O presidente da República deveria ser escolhido pelo
Congresso Nacional, e os candidatos eram dois. Paulo Maluf, protótipo
construído pela ditadura militar, representava as oligarquias que curvavam-se
diante dos carrascos militares. Tancredo Neves, exemplo de resistência à
ditadura militar, tinha o apoio da maioria dos brasileiros, mesmo não podendo
receber seus votos. Resultado. Tancredo Neves foi eleito presidente da
República, alicerçado pelo que fora construído pelos heróis que lutaram contra
os desmandos dos militares, principalmente aqueles que sacrificaram a própria
vida, verdadeiros mártires, e também todos que participaram, de alguma maneira,
do Movimento pelas Diretas-Já. Alegria geral.
Entretanto, a alegria foi interrompida quando o presidente
da República, recém-eleito, faleceu, sem ter tempo de governar o país.
Fatalidade? Conspiração? Há defensores dessas duas teses, mas o fato é que, naquele
momento, o país passou a ser governado por um quase desconhecido, um tal de
José Ribamar Ferreira, ou José Sarney, escritor e político experiente do
Maranhão, vice-presidente da República, cujo sobrenome pomposo, aristocrático,
americanizado, contrastava com a infância humilde, mesmo simplória. Na verdade,
o sobrenome era um apelido herdado de seu pai, que se chamava Ney e era
conhecido entre os americanos que desembarcavam nos portos maranhenses, onde
trabalhava, como “sir Ney” (“senhor Ney”). Pois esse quase desconhecido, José
Sarney, um civil como Tancredo Neves, governou o país continental chamado
Brasil, de 1986 a 1989, sob o lema “Tudo pelo Social”. Na realidade, foi uma
espécie de governo transitório entre a ditadura militar e a redemocratização,
uma quase escolha democrática, sem o voto direto.

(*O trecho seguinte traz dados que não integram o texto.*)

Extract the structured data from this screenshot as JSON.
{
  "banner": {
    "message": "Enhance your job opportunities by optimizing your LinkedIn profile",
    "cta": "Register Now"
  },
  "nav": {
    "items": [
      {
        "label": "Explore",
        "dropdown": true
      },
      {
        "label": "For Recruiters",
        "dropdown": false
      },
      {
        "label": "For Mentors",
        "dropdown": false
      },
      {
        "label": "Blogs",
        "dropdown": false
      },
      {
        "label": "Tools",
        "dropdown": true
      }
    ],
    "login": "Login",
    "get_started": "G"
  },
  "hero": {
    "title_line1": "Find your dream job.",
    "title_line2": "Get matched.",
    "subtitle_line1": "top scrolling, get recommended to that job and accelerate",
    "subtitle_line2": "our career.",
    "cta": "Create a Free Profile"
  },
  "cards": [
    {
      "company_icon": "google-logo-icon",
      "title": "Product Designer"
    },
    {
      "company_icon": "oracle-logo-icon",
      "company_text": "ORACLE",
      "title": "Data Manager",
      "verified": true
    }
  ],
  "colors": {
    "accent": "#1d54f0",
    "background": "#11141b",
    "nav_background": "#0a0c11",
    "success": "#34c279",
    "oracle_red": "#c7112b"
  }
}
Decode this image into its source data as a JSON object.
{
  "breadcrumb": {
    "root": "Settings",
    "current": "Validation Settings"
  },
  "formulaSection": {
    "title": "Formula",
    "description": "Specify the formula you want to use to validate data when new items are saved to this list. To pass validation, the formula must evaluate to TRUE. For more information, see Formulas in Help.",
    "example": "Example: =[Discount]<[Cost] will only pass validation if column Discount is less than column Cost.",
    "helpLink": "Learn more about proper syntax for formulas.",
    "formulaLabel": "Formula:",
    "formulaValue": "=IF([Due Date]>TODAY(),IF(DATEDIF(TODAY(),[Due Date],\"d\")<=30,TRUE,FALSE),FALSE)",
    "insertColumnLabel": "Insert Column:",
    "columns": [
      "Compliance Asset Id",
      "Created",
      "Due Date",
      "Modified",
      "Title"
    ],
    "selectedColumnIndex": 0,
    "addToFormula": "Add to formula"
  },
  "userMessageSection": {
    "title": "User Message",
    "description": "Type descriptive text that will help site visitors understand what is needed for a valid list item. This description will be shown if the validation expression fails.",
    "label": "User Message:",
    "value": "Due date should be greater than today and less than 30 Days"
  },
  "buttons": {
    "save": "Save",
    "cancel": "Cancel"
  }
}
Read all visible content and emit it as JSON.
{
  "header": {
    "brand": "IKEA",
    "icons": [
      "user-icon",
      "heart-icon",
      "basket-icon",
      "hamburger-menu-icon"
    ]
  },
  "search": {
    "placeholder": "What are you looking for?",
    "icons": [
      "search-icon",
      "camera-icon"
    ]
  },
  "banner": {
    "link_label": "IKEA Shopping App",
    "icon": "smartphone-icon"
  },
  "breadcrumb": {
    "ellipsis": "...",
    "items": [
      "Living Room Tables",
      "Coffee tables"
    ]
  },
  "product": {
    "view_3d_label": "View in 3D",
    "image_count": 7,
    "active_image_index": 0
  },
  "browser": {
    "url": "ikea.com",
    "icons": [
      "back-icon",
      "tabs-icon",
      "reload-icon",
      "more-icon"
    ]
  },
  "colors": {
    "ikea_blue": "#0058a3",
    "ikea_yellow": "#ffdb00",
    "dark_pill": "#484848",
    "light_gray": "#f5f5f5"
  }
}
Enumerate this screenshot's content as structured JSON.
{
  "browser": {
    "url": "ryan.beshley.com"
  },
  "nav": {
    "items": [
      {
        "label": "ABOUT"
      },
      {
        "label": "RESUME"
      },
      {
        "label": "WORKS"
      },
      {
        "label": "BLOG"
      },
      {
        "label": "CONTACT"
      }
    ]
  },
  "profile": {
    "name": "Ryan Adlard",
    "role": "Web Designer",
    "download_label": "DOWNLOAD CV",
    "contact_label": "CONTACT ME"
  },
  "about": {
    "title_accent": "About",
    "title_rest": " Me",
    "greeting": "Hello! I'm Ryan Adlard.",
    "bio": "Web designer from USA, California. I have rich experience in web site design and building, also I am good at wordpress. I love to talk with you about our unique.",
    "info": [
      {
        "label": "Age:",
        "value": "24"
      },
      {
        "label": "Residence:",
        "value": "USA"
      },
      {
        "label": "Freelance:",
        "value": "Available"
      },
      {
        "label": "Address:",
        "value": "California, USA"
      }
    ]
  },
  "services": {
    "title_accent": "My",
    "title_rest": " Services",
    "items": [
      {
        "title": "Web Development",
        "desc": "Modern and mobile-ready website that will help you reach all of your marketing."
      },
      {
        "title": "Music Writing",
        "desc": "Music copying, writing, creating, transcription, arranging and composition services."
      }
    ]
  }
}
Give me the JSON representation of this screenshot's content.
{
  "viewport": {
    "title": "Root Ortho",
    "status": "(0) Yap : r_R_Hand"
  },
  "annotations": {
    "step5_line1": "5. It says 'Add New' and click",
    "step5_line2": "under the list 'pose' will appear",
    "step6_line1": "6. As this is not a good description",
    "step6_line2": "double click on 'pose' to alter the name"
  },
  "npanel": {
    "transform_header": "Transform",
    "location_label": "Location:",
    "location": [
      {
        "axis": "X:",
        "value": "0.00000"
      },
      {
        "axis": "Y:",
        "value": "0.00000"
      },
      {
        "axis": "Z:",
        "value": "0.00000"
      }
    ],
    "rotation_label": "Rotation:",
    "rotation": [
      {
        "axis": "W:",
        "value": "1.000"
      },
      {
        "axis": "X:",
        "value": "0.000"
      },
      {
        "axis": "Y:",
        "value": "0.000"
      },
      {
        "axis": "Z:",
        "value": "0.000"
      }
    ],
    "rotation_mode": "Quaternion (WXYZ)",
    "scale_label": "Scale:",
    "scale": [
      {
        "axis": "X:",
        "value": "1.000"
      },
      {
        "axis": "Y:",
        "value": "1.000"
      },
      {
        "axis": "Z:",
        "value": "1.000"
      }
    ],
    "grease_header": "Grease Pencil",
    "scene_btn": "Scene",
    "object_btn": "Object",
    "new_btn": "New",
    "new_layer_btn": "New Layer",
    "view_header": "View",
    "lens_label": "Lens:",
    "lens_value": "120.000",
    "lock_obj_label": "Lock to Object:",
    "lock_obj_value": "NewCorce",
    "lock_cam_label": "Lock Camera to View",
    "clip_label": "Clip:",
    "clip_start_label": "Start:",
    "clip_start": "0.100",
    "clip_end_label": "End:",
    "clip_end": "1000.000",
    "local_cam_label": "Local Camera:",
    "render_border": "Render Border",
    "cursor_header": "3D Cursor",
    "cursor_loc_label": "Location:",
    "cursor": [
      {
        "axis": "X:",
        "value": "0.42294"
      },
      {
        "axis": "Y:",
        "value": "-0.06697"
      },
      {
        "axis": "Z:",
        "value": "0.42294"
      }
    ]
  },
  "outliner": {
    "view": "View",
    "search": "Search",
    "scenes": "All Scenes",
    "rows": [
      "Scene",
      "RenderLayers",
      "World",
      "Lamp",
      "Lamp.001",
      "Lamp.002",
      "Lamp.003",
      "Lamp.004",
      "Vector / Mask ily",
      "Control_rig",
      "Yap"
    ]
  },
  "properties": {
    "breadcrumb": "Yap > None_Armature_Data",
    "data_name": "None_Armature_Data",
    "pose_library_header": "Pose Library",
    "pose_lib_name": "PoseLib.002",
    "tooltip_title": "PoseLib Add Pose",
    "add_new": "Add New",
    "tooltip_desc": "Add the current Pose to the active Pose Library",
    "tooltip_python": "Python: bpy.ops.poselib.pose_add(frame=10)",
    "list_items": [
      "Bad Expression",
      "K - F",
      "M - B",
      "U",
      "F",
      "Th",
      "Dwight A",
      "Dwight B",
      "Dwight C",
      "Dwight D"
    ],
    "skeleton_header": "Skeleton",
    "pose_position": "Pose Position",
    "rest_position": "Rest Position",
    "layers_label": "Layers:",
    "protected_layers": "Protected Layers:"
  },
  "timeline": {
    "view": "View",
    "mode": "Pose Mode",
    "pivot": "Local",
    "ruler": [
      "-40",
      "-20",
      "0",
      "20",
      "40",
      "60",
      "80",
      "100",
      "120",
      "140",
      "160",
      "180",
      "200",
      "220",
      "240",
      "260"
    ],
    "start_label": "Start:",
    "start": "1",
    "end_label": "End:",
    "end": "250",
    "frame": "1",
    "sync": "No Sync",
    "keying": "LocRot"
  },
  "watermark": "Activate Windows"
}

E em que pesem alguns
desastres econômicos (quem não se lembra dos tempos negros em que a inflação
pairava na estratosfera, e não havia produtos para comprar, como carne?), em
seu governo, entre outras coisas, o direito à liberdade de expressão ganhou
contornos consideráveis. Mas como teria sido o governo de Tancredo Neves? Nunca
haverá uma resposta.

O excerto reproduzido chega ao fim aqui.